Conclusions and perspectives

The progress in atherosclerosis research incriminates two partakers that power a vicious circle in atheroma formation: dyslipidemia, which triggers as a defence reaction a vascular inflammatory process and inflammation that alone may elicit dyslipidemia. Thus, inflammation may be either a cause or a result of vascular disorders leading to atherosclerosis.

The new data on inflammation biology and its implications in atherosclerosis advocate for a change in diagnosis, monitoring and treatment of patients with CVDs. However, caution should be exercised when translating the data from experimental models to humans. There is a stringent need for more human specific biomarkers of inflammation, additional clinical end-point trials, genome-wide association studies and refined imaging targets (molecular imaging) to be employed as tools in the by-directional translation of data between bench and bedside.

Acknowledgments

We are indebted to our prominent mentor, Professor Nicolae Simionescu, and our great collaborators for their contribution to the data presented here. We thank Mrs. Marilena Daju for the excellent graphic design and image processing.

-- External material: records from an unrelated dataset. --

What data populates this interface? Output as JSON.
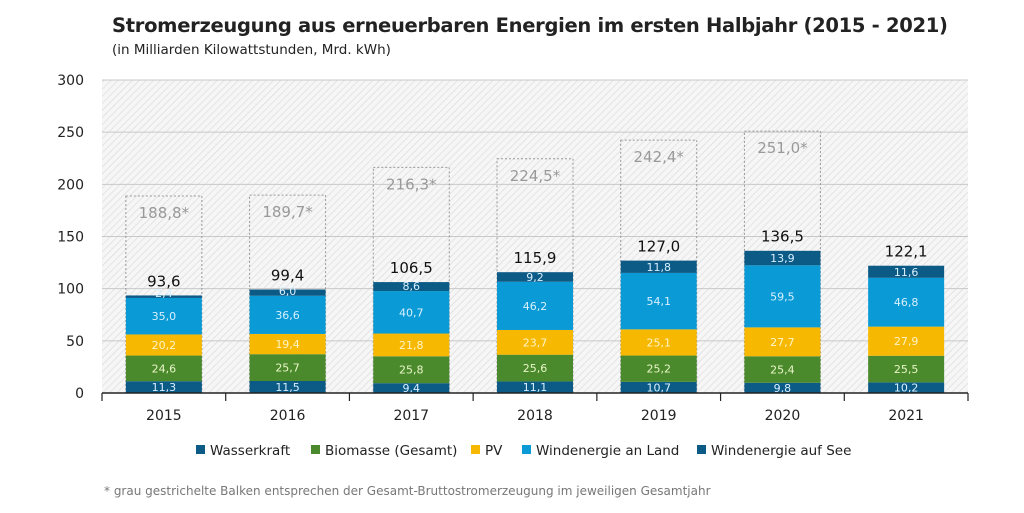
{
  "chart_data": {
    "type": "bar",
    "stacked": true,
    "title": "Stromerzeugung aus erneuerbaren Energien im ersten Halbjahr (2015 - 2021)",
    "subtitle": "(in Milliarden Kilowattstunden, Mrd. kWh)",
    "categories": [
      "2015",
      "2016",
      "2017",
      "2018",
      "2019",
      "2020",
      "2021"
    ],
    "ylim": [
      0,
      300
    ],
    "yticks": [
      0,
      50,
      100,
      150,
      200,
      250,
      300
    ],
    "grid": true,
    "legend_position": "bottom",
    "series": [
      {
        "name": "Wasserkraft",
        "color": "#0c5a86",
        "values": [
          11.3,
          11.5,
          9.4,
          11.1,
          10.7,
          9.8,
          10.2
        ],
        "labels": [
          "11,3",
          "11,5",
          "9,4",
          "11,1",
          "10,7",
          "9,8",
          "10,2"
        ]
      },
      {
        "name": "Biomasse (Gesamt)",
        "color": "#4b8a2c",
        "values": [
          24.6,
          25.7,
          25.8,
          25.6,
          25.2,
          25.4,
          25.5
        ],
        "labels": [
          "24,6",
          "25,7",
          "25,8",
          "25,6",
          "25,2",
          "25,4",
          "25,5"
        ]
      },
      {
        "name": "PV",
        "color": "#f6b800",
        "values": [
          20.2,
          19.4,
          21.8,
          23.7,
          25.1,
          27.7,
          27.9
        ],
        "labels": [
          "20,2",
          "19,4",
          "21,8",
          "23,7",
          "25,1",
          "27,7",
          "27,9"
        ]
      },
      {
        "name": "Windenergie an Land",
        "color": "#0a9ad5",
        "values": [
          35.0,
          36.6,
          40.7,
          46.2,
          54.1,
          59.5,
          46.8
        ],
        "labels": [
          "35,0",
          "36,6",
          "40,7",
          "46,2",
          "54,1",
          "59,5",
          "46,8"
        ]
      },
      {
        "name": "Windenergie auf See",
        "color": "#0c5a86",
        "values": [
          2.4,
          6.0,
          8.6,
          9.2,
          11.8,
          13.9,
          11.6
        ],
        "labels": [
          "2,4",
          "6,0",
          "8,6",
          "9,2",
          "11,8",
          "13,9",
          "11,6"
        ]
      }
    ],
    "totals": [
      93.6,
      99.4,
      106.5,
      115.9,
      127.0,
      136.5,
      122.1
    ],
    "total_labels": [
      "93,6",
      "99,4",
      "106,5",
      "115,9",
      "127,0",
      "136,5",
      "122,1"
    ],
    "gross_totals": [
      188.8,
      189.7,
      216.3,
      224.5,
      242.4,
      251.0,
      null
    ],
    "gross_labels": [
      "188,8*",
      "189,7*",
      "216,3*",
      "224,5*",
      "242,4*",
      "251,0*",
      ""
    ],
    "footnote": "* grau gestrichelte Balken entsprechen der Gesamt-Bruttostromerzeugung im jeweiligen Gesamtjahr"
  }
}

The support of the Romanian Academy and Romanian Ministry of Education, Research, Youth and Sport, UEFISCDI research grants 1307 (PNII-IDEI), contract no. 989/2009 and ERANET contract no. 4_001, project acronym NANODIATER under the frame of EuroNanoMed 2011–2013 are gratefully acknowledged.

Conflict of interest

The authors confirm that there are no conflicts of interest.